La barbarie et le Canada « frileux » et hypocrite!


« Le Canada fait partie des pays de cette communauté internationale qui ne répondent pas adéquatement à cette crise : frileux pour accepter des réfugiés syriens les plus vulnérables, frileux pour signer le traité si essentiel sur le commerce des armes, prompt à adopter à chaud et sans grand débat des mesures pour lutter contre le terrorisme qui peuvent mettre en danger certains de nos droits fondamentaux, expert du double discours (Iran, Corée du Nord, mais silence sur Israël, Arabie saoudite, Mexique, etc.) et critique de l’ONU sans être constructif. Cependant, des solutions existent. Les dirigeants du monde entier doivent agir sans attendre afin d’éviter la crise mondiale qui se profile. »
— Béatrice Vaugrante, Directrice d'Amnistie internationale, section du Canada francophone, Le Devoir, 25 février 2015

23 février 2015

Badawi : maintenir la pression sur Harper!

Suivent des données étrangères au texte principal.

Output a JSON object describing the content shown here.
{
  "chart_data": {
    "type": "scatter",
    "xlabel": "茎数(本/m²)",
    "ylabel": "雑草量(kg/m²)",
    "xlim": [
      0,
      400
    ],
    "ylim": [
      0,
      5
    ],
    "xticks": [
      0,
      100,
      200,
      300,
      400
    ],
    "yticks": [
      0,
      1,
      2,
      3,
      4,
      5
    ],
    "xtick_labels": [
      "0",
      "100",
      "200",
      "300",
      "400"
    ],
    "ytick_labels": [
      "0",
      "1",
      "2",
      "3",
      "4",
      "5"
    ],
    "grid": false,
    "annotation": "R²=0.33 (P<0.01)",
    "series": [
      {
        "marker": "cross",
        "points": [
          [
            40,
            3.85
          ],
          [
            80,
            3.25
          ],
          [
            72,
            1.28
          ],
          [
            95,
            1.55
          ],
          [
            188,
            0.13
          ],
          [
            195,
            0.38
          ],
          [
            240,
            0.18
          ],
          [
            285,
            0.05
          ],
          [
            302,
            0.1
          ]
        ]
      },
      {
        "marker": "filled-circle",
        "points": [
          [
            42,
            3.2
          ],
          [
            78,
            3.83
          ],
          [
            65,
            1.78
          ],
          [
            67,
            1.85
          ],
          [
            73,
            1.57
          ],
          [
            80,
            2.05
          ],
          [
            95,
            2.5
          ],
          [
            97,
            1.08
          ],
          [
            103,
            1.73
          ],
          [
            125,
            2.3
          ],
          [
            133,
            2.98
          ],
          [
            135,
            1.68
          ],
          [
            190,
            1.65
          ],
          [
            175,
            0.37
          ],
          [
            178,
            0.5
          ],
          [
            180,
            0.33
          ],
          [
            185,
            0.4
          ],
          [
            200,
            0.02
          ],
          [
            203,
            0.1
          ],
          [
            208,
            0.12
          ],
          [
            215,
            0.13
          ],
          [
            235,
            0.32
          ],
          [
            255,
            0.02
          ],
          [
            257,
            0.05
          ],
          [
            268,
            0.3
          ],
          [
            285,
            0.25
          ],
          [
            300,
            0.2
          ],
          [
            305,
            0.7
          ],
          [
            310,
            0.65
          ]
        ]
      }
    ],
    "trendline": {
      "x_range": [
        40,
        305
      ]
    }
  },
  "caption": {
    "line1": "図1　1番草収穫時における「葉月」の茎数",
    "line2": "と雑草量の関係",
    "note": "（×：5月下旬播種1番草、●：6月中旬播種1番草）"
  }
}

Bravo Montréal! Après l'Assemblée nationale, la Ville de Montréal adopte ce soir à l'unanimité une motion de soutien à Raïf Badawi.

La réponse figée d'Ottawa depuis des semaines et selon laquelle « on ne peut pas faire grand-chose parce que M. Badawi n'est pas citoyen canadien » doit être de façon urgente remise en question! On peut comprendre que ce n'est pas simple. Mais il se trouve que la famille de Badawi est réfugiée à Sherbrooke. Doit bien y avoir un alinéa quelque part dans les conventions internationales honorées par le Canada pour argumenter et agir! À moins que l'obséquieuse coulisse politique soit au-dessus de la vie humaine en regard d'un pays qui ne devrait même plus être invité à notre table et qu'on devrait boycotter!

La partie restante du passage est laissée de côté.